Although Windows users have given Windows 7 a much warmer reception than its predecessor Windows Vista, users of older application software that doesn’t work under Windows 7 were left in a bit of a lurch. Sure, Windows 7 Professional, Enterprise, and Ultimate offers an XP Mode that essentially runs a virtual computer running Windows XP so users can still tap into most older, non-updated software. The problem was that Windows 7’s XP Mode required a PC processor that supported hardware virtualization, and that capability had to be enabled in the machine’s BIOS—and that’s not something an everyday Windows user knows how to do. Now, Microsoft has eased some of that pain, announcing a new version of XP Mode that no longer requires hardware virtualization to run.
“This change simplifies the experience by making virtualization more accessible to many more PCs for small and midsize businesses wanting to migrate to Windows 7 Professional or higher editions, while still running Windows XP-based productivity applications,” Microsoft said in a statement.

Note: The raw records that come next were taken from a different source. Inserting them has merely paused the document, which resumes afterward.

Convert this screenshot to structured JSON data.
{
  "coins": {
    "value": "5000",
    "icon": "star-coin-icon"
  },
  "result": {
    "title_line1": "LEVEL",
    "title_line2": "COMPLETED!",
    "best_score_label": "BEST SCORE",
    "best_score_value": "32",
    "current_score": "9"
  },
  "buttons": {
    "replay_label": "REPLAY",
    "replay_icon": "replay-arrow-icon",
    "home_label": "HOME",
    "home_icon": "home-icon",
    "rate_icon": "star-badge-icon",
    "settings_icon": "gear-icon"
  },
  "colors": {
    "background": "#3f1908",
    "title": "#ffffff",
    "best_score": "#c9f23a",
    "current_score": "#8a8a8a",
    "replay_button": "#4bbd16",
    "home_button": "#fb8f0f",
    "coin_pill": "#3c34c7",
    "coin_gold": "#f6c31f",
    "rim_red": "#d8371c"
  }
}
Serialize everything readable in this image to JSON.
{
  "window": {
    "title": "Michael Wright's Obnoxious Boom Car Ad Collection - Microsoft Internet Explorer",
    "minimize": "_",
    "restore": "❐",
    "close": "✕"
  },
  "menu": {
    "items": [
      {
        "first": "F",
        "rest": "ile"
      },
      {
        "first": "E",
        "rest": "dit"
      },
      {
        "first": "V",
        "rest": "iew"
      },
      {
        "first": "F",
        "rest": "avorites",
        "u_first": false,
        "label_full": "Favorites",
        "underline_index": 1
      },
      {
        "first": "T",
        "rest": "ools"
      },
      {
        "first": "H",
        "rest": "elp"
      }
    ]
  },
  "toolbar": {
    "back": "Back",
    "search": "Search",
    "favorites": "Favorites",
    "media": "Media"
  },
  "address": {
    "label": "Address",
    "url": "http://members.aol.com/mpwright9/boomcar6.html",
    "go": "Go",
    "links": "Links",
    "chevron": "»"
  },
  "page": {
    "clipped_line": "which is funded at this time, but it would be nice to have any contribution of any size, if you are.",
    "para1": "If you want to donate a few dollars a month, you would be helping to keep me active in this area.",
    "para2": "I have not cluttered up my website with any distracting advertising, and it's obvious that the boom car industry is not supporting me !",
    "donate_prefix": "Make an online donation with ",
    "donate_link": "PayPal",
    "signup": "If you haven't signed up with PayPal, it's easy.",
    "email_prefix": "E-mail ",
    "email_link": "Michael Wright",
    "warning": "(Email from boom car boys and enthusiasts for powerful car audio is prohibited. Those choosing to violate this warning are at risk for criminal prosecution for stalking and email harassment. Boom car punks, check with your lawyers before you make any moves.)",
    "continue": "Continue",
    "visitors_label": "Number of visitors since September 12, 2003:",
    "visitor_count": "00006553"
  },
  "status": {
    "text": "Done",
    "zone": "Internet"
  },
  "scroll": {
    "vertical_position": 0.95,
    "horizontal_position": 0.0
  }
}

Windows 7 users who are already using XP Mode don’t need to download the update; however, folks who don’t have (or can’t enable) hardware virtualization can download a new version from Microsoft’s Web site.
Microsoft did not offer any information on how running XP Mode without hardware virtualization would impact PC performance.
Microsoft is hoping the easing of XP Mode requirements will encourage more businesses to adopt Windows 7 over Windows XP as their mainstream OS.